Quantum supremacy in driven quantum many-body systems

TL;DR

This paper proposes that quantum supremacy can be achieved in generic driven quantum many-body systems, expanding the potential platforms for demonstrating quantum advantage beyond traditional methods.

Contribution

It introduces a new approach to attain quantum supremacy using periodically-driven quantum many-body systems, supported by eigenstate thermalization hypothesis and complexity theory.

Findings

Quantum supremacy feasible in driven many-body systems

Examples include disordered Ising and Bose-Hubbard chains

Framework broadens experimental platforms for quantum advantage

Abstract

A crucial milestone in the field of quantum simulation and computation is to demonstrate that a quantum device can compute certain tasks that are impossible to reproduce by a classical computer with any reasonable resources.

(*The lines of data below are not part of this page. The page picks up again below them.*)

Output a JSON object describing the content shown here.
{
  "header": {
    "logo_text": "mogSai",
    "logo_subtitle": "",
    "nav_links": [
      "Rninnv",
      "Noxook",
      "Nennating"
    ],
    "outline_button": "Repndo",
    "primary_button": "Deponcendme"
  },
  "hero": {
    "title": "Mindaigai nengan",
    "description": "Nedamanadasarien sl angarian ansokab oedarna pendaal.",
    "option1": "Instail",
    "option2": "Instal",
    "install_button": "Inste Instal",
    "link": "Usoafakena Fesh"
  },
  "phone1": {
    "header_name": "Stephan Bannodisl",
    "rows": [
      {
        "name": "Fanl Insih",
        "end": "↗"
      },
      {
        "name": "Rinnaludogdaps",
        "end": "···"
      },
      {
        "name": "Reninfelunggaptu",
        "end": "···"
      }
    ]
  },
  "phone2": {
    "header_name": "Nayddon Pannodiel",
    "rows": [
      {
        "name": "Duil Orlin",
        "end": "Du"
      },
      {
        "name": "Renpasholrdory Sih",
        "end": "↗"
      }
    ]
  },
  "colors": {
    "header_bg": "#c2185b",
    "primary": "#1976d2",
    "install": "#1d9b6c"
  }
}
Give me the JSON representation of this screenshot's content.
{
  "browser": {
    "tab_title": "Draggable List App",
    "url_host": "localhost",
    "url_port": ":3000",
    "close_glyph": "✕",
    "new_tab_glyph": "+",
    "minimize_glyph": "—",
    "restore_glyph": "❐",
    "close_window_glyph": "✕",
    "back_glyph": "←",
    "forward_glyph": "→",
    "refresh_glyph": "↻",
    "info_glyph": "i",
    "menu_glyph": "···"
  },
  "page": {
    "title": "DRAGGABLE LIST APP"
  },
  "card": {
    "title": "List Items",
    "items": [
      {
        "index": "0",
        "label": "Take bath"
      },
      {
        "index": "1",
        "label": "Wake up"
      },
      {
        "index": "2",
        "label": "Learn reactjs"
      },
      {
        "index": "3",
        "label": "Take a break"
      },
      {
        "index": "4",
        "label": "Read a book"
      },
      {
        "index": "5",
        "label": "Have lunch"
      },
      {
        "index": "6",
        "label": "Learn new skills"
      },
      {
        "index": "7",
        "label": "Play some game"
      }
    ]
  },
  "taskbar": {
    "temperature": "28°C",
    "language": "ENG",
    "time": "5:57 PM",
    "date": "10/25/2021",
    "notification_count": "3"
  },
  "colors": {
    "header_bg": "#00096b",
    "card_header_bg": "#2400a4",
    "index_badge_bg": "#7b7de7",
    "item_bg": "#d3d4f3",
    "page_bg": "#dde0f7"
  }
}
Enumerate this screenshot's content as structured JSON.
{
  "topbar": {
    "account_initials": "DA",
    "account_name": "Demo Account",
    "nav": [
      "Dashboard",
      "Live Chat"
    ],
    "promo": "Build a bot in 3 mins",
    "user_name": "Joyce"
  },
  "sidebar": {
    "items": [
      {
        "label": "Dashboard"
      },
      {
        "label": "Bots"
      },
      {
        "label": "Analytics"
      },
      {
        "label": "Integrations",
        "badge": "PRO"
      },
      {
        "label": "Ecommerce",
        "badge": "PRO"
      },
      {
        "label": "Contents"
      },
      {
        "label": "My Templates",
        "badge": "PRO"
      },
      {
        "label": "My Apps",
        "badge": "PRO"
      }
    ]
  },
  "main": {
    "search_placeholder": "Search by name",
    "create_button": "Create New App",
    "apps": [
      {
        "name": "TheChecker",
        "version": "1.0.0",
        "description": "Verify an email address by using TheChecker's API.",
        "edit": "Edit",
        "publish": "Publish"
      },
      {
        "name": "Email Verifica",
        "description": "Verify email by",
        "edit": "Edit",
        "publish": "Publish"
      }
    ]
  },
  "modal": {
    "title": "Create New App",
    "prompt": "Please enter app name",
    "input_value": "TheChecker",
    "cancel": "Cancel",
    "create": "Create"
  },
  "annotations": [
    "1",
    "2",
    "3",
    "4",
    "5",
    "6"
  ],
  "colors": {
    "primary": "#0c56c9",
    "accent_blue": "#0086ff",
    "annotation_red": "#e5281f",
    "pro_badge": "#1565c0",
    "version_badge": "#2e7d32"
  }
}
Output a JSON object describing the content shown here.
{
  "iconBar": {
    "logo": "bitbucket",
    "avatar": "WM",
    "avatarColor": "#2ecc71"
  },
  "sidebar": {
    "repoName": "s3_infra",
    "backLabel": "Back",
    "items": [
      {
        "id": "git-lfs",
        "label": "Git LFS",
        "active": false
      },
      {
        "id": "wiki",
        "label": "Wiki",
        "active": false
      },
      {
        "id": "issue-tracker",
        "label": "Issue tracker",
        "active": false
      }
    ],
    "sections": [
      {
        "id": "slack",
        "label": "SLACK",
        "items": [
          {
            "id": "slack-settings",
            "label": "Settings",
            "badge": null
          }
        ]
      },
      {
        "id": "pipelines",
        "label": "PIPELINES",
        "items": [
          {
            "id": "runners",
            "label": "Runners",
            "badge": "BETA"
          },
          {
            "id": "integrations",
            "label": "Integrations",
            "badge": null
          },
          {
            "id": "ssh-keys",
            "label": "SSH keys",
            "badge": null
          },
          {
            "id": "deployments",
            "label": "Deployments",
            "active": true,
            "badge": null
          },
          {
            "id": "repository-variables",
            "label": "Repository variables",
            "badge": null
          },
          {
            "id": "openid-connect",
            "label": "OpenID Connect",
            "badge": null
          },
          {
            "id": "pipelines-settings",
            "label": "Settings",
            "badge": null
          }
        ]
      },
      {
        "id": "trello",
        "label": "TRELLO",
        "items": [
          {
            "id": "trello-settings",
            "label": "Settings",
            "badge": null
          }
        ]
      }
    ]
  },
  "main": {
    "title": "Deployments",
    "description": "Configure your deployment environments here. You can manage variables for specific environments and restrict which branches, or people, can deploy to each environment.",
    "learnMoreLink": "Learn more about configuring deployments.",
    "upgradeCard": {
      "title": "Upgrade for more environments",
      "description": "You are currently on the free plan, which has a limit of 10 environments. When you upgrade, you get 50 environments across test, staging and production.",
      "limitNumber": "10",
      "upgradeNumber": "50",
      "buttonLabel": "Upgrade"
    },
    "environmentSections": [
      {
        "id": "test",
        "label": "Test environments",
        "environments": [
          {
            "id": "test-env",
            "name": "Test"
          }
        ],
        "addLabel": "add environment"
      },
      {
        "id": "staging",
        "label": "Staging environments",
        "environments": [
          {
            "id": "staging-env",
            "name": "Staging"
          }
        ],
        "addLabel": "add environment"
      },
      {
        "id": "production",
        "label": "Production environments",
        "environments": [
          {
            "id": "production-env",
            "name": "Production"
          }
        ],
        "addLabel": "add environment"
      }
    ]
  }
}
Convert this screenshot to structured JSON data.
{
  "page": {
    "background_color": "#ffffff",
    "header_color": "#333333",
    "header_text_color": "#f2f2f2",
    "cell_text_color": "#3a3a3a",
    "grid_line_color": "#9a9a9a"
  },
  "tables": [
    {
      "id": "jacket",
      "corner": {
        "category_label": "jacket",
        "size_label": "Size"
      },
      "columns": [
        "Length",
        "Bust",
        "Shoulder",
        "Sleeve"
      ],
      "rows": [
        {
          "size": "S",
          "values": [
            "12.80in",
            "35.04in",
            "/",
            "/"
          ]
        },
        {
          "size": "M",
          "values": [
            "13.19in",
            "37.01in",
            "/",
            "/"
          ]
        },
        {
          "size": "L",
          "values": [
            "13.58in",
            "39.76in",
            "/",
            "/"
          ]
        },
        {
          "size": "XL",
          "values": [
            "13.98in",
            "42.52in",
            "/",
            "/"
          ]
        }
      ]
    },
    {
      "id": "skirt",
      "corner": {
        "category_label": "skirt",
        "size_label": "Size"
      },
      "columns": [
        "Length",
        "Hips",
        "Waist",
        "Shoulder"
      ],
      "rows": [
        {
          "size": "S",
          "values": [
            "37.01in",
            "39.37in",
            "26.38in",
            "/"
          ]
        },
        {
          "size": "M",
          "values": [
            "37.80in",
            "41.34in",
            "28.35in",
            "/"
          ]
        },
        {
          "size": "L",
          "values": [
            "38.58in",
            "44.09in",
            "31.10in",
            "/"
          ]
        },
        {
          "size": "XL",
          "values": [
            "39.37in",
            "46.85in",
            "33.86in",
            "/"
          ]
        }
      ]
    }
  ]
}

Such a demonstration is referred to as quantum supremacy. One of the most important questions is to identify setups that exhibit quantum supremacy and can be implemented with current quantum technology. The two standard candidates are boson sampling and random quantum circuits. Here, we show that quantum supremacy can be obtained in generic periodically-driven quantum many-body systems. Our analysis is based on the eigenstate thermalization hypothesis and strongly-held conjectures in complexity theory. To illustrate our work, We give examples of simple disordered Ising chains driven by global magnetic fields and Bose-Hubbard chains with modulated hoppings. Our proposal opens the way for a large class of quantum platforms to demonstrate and benchmark quantum supremacy.